Thank the zrf posted
An upcoming new standards will enable cell phones, computer makers have the opportunity to eliminate the user’s password theft problem. Although our life is full of all kinds of passwords, but used to protect network account is not secure. Eliminate passwords or reducing the use of passwords, will significantly enhance the safety factor of the Internet.
At present, by companies such as PayPal and associations formed by the “FIDO Union” has published a series of technical standards, would effectively reduce the reliance on passwords, so more on a higher level networks account security.
According to FIDO Union standards, using physical Mullington method to login account, password in the authentication process, Mullington equipment will play a more crucial role. FIDO Federal Chief Information Security Officer Michael Barrett said: “consumer voucher can by guessing, network password stealing credit certificates obtained, phishing and other technical means. FIDO Union appears crucial, crucial because FIDO user password credential storage devices, cyber crime more difficult to get this information, more difficult to carry out cyber-crime. ”

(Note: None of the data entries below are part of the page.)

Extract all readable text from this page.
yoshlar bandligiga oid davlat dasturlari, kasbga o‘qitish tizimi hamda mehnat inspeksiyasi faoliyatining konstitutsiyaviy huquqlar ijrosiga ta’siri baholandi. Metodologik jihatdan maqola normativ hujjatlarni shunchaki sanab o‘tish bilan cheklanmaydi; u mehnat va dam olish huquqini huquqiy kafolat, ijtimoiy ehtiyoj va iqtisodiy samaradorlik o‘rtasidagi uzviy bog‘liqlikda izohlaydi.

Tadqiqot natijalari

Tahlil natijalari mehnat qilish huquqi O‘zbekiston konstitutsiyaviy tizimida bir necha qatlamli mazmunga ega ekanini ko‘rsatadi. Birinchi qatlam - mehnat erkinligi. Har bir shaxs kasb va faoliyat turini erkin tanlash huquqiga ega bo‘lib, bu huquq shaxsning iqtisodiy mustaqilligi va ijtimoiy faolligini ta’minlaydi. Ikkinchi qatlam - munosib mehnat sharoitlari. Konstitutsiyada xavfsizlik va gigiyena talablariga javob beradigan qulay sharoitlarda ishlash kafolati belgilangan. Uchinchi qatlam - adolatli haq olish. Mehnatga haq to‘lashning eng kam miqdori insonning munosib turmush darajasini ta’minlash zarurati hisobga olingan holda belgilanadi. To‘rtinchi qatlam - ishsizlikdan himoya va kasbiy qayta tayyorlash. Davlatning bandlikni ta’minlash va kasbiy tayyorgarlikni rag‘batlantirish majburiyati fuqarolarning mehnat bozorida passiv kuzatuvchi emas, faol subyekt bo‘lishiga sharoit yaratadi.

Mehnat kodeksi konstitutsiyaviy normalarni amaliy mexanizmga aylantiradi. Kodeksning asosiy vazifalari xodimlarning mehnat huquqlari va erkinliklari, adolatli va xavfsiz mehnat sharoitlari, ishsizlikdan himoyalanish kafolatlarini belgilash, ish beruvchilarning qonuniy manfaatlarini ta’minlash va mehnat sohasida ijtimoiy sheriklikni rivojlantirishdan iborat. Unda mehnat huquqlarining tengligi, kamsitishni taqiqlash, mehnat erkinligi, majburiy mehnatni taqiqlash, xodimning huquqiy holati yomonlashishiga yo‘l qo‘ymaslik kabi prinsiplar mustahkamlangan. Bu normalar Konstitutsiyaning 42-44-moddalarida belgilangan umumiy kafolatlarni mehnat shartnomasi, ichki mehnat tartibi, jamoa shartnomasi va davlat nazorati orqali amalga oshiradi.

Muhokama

After joining the League of FIDO, computer and mobile phone manufacturers in their devices implanted in a security chip (and now the vast majority of computers are built the chip) to ensure that user accounts, security of information, individual users can also purchase the corresponding technical hardware devices, such as fingerprint readers. Barrett said that this open standard, any company can use and sell devices that match the criteria, so that you can broaden the scope of use of new security technologies to gradually replace “password” in the field of security of personal account status.
Join FIDO Union the enterprise to select one or two passwords, or completely opt out of passwords. Nok Nok laboratories President Phil Dunkerberger said: “(with FIDO standards) finally get rid of the struggle we have decades of passwords. “Nok Nok laboratory recently raised $ 15 million, develop FIDO certified standard security software.
FIDO is an objective of the Union in the better use of computer hardware have come with little-used safety equipment. The vast majority of desktop computers, notebook and a handful of Tablet PC is equipped with a TPM chip is designed to identity. FIDO also allows mobile phone manufacturing business function of NFC technology to achieve the TPM chip. It is understood that ARM and Intel Corporation have hospitals in the next development for mobile phones and tablet computers similar to TPM technology.
Security experts have repeatedly stressed that two-factor authentication (that is, the first step to traditional passwords, part for the physical device certification) the importance, but there are very few users will use the verification steps, only a game player, banks, large companies will adopt two-factor authentication methods. Like Google, Dropbox, Facebook and other companies to provide two-factor authentication measures, but only a very small percentage of users will use.
Enterprise if FIDO authentication method you want to use, you only need to install validation software on the server, and then install the plug-in on the client and staff computer, or install an enterprise application on their mobile phones.
FIDO more secure authentication when authenticating the user. Traditional authentication methods require the client to send the password to the remote server’s password database is checked against, but there are risks of interception and interpretation. And password stored on a remote server, if the Super Admin account has been stolen, the loss is not only a user’s password. Last month Twitter passwords stolen, that is all.
In FIDO’s certification process, any password will not be sent, but in mobile phones, computer software processing. After verification, sending the key software to log on to the server, do not save any login information. At the same time, landing key sent by the server to inform the user equipment “has been certified”.
FIDO Ramesh Kesanupalli said that one of the co-founder of the League, “all in one device, the password handling, if the hackers to steal passwords, you must put the device stolen. ”
FIDO introduced certification standards have attracted the attention of hackers. According to the research firm IDC’s information, “according to such a large system will certainly attract many hackers to find vulnerabilities. Once compromised, FIDO systems would be finished. ”
In order to form a large enough influence, FIDO needs more companies to join. “Joining PayPal, will bring enough attention to FIDO. “FIDO now Union major in the discussion of technical issues, about how business will be discussed in the future.